Remix.run Logo
torginus 5 days ago

Are you sure about this?

Let's say you run a webshop and have two tables, one for orders with 5 fields, one for customers, with 20 fields.

Let's say you have 10k customers, and 1m orders.

A query performing a full join on this and getting all the data would result in 25 million fields transmitted, while 2 separate queries and a client side manual join would be just 5m for orders, and 200k for customers.

jameshart 5 days ago | parent | next [-]

If you need all the orders and all the customers sure.

But usually you need some of the orders and you need the customer info associated with them. Often the set of orders you’re interested in might even be filtered by attributes of the customers they belong to.

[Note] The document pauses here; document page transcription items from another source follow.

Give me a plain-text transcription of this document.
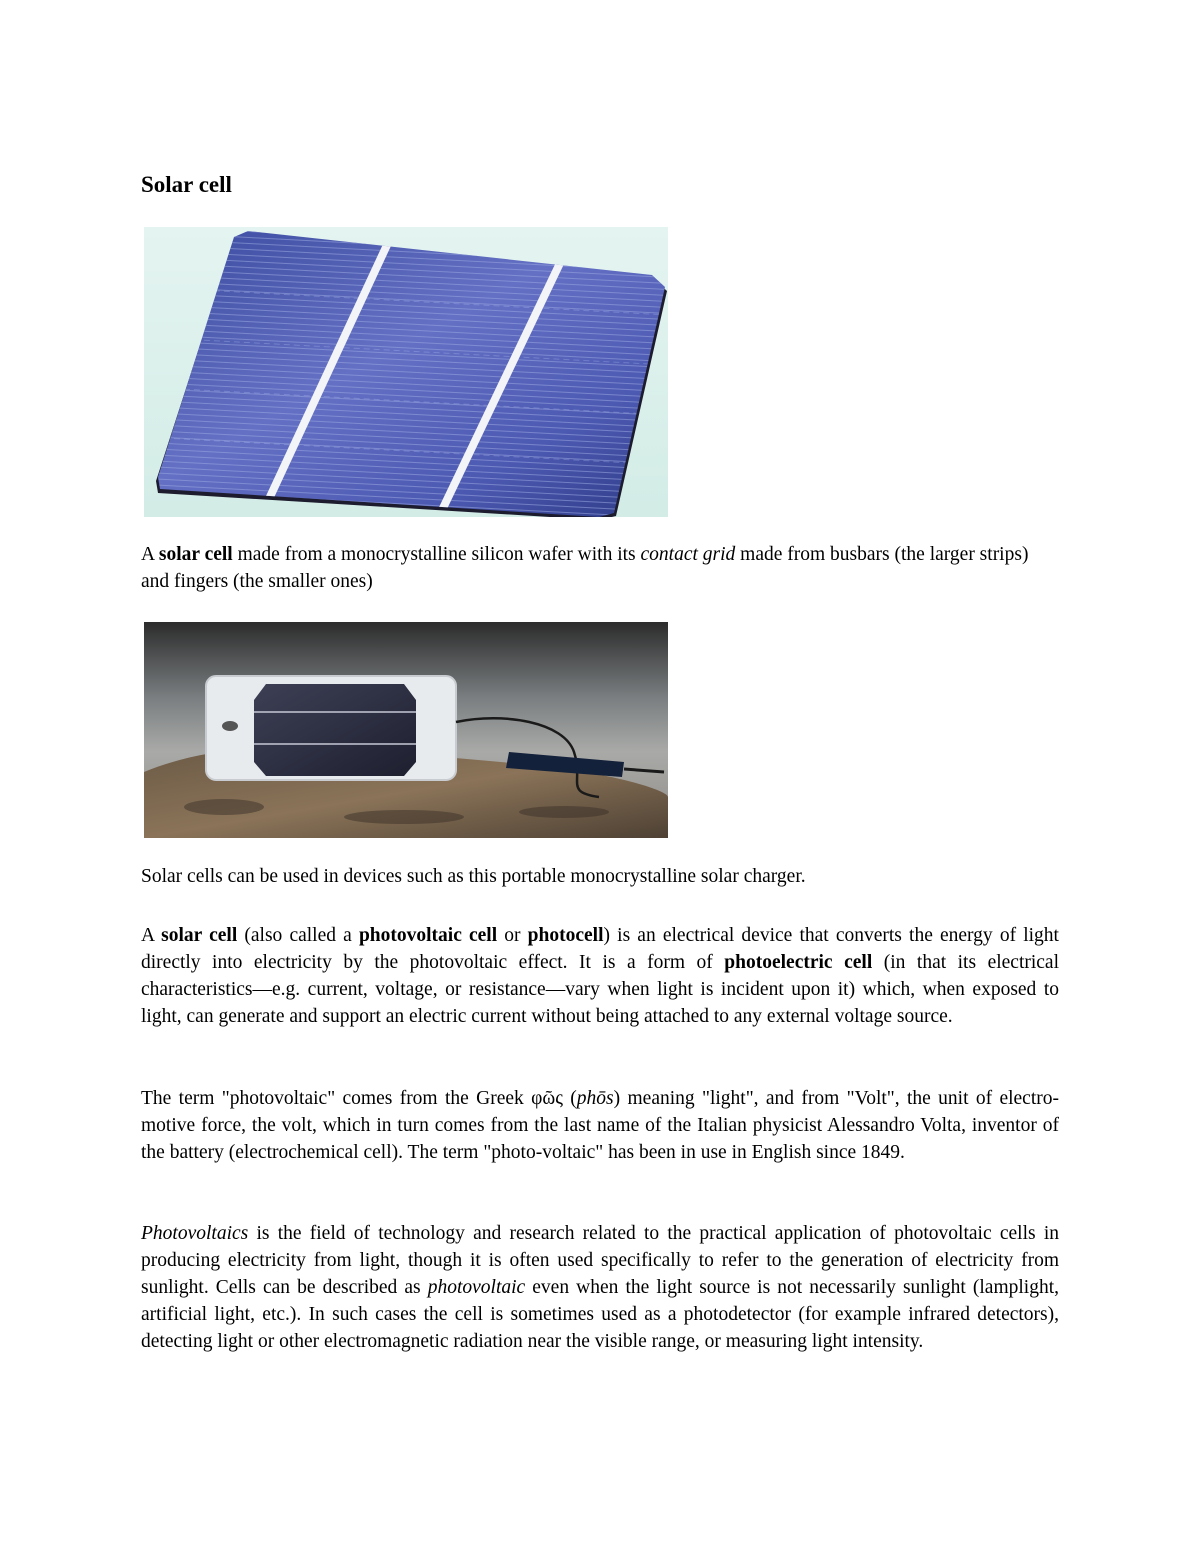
Solar cell

A solar cell made from a monocrystalline silicon wafer with its contact grid made from busbars (the larger strips) and fingers (the smaller ones)

Solar cells can be used in devices such as this portable monocrystalline solar charger.

A solar cell (also called a photovoltaic cell or photocell) is an electrical device that converts the energy of light directly into electricity by the photovoltaic effect. It is a form of photoelectric cell (in that its electrical characteristics—e.g. current, voltage, or resistance—vary when light is incident upon it) which, when exposed to light, can generate and support an electric current without being attached to any external voltage source.

The term "photovoltaic" comes from the Greek φῶς (phōs) meaning "light", and from "Volt", the unit of electro-motive force, the volt, which in turn comes from the last name of the Italian physicist Alessandro Volta, inventor of the battery (electrochemical cell). The term "photo-voltaic" has been in use in English since 1849.

Photovoltaics is the field of technology and research related to the practical application of photovoltaic cells in producing electricity from light, though it is often used specifically to refer to the generation of electricity from sunlight. Cells can be described as photovoltaic even when the light source is not necessarily sunlight (lamplight, artificial light, etc.). In such cases the cell is sometimes used as a photodetector (for example infrared detectors), detecting light or other electromagnetic radiation near the visible range, or measuring light intensity.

The decision of whether to normalize our results of a database query into separate sets of orders and customers, or to return a single joined dataset of orders with customer data attached, is completely orthogonal to the decision of whether to join data in the database.

bambax 5 days ago | parent | prev | next [-]

One way to think about 1-to-many relationships is to think in the other way, "many-to-one". You don't join the orders to the customers, you join the customers to the orders (enrich the orders with customer information).

It's very natural to want customer information when querying an order, and if you have a view like orders_with_customer_info, you get that with zero effort when querying that view by order id.

You also get consolidated data (orders by customer) by doing

  select count(*), sum(amount) from orders_with_customer_info group by customer_id
which I think is pretty straightforward.
5 days ago | parent | prev | next [-]
[deleted]
digitalPhonix 5 days ago | parent | prev | next [-]

What sort of application is regularly doing a query for “all data”?

aembleton 5 days ago | parent [-]

Client report generation.

tremon 5 days ago | parent | next [-]

1) As soon as reporting requirements get serious, you build a data warehouse. Because odds are, the client will want to combine data from multiple systems in their reports anyway. If not today, then they will tomorrow.

2) such reports never need all the data, it's mostly about top N volume queries or month-over-month performance data. When a reporting application does query all the data, it's because it's building its own data warehouse so the query usually happens only once per day, at a specific time, which means the load is entirely predictable.

digitalPhonix 5 days ago | parent | prev [-]

Even then, DB side aggregation and joins would be beneficial.

I’m asking specifically about “all data” unfiltered, un-aggregated, un-joined as the parent’s analysis was on.

nicoburns 5 days ago | parent | prev | next [-]

These days you can use JSON aggregation in the database to avoid returning duplicate data in what would otherwise be large joins.

dondraper36 5 days ago | parent | prev | next [-]

What I particularly like about the comments in this thread is how it proves that everything is a trade-off :)

valiant55 5 days ago | parent | prev [-]

My rule of thumb is if it's a 1:1 relationship, use a join. If it's 1:M, separate queries.